A Look Inside Today's Catholic Schools
Photo courtesy of Catholic Partnership Schools
Today’s Catholic school students enjoy unique, progressive courses both during the school day and as extracurricular activities.
“Such courses are important because they go outside the box and teach the students to be independent thinkers and responsible for their learning,” says Sister Edward Quinn, assistant superintendent for curriculum, instruction and assessment for the Archdiocese of Philadelphia.
Personalized education at Catholic Schools
Jack Polizzi, a fourth grader at St. Patrick School in Malvern, PA, and his brother Ryan, a second grader, are passionate about sports and video games. A Genius Hour program at their school gives them a chance to explore a personal interest.
The class, offered as an elective to second through fourth graders during the school day, consists of just three rules: have a good question, do research and present your findings. Other students have investigated how to make crayons or learned about a favorite animal. Ryan chose the Roblox video game, which involves natural disasters, and focused his project on real-life natural disasters around the world to connect his interest with current events.
“It’s a great independent, confidence-building way for them to pursue something they are interested in,” says the boys’ mom, Amy Polizzi of West Chester, PA. “And they do all of the work in class, which is a wonderful thing for parents.” Patricia O’Donnell, principal of St. Patrick School, adds, “Genius Hour gets total buy-in, with passionate, immersed learning in something students want to learn about.”
Hands-on experiences at Catholic schools
With a focus on STEM subjects — science, technology, engineering and mathematics — students at another Catholic school use in-class lessons to build robots and rockets after school.
“We try to incorporate science, math and technology into everything we do, with SMART Boards and computer workstations in every classroom, iPads for the eighth graders and computer labs in every school,” says Glenna Harkins, director of programs for Catholic Partnership Schools, a Catholic-school management organization within the Diocese of Camden, NJ.
Robotics, a popular after-school program, gives the sixth to eighth graders in the five Catholic Partnership Schools hands-on experience to put their lessons to work. Coached by an engineering professor from Drexel University, some of the students recently built, designed and programmed a robot that could climb between two walls.

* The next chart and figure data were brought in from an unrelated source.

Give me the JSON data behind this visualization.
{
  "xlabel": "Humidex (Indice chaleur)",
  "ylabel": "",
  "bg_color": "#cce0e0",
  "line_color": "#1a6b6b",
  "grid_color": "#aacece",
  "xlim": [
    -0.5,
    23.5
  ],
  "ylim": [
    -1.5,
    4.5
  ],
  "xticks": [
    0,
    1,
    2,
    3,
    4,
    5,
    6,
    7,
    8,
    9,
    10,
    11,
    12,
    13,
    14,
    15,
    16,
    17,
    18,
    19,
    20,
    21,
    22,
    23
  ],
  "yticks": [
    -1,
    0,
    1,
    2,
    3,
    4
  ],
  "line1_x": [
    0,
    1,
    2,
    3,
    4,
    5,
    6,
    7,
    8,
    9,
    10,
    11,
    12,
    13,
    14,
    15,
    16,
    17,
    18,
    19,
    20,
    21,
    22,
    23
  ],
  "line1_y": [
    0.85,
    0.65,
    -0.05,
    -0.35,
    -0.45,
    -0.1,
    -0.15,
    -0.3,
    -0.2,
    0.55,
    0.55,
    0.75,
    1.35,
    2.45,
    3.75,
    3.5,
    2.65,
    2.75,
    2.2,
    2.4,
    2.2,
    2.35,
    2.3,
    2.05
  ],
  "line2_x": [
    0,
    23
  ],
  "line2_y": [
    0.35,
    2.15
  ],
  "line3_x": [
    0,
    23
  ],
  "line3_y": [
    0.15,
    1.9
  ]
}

Eighth grader Helena Hendrixson and her sisters — third grader Virginia and second grader Annamay — all love the robotics program at All Saints Catholic School in Wilmington, DE. “It’s very engaging for all ages,” says their mom Maura Hendrixson of Hockessin, DE. “They are all learning about things I haven’t learned about – MIPS and dashes — programming robots and running them from iPad apps. It’s interesting to see how engaged the girls are.”
A Catholic school alumna herself, Maura appreciates the new offerings her children get to experience, including opportunities for Math League and Science Olympiad. “The children work in the science lab. In elementary school I never touched a graduated cylinder or pipette,” she says. “They are learning with more hands-on applications and engaging in science at a younger age.”
Art appreciation at Catholic Schools
At Christ the Teacher Catholic School in Newark, DE, all students in kindergarten through eighth grade take a weekly art class. For those more artistically inclined, the school has Art Club, a 40-minute elective offered during the school day. Students create personal projects and often enter their work into national competitions.
In fact, a couple of years ago, one student won a contest sponsored by Google and won not only the honor to create the Google “doodle” for the day but also a $1,000 cash prize, a personal computer and a new computer lab for the school.
“It’s important that all of the children have an extended education beyond reading, math and social studies,” says Sister LaVerne King, principal at Christ the Teacher. “There are so many other areas where children can reach into their talents and excel, and that only helps them later in high school and college.”
Terri Akman is a contributing writer to MetroKids.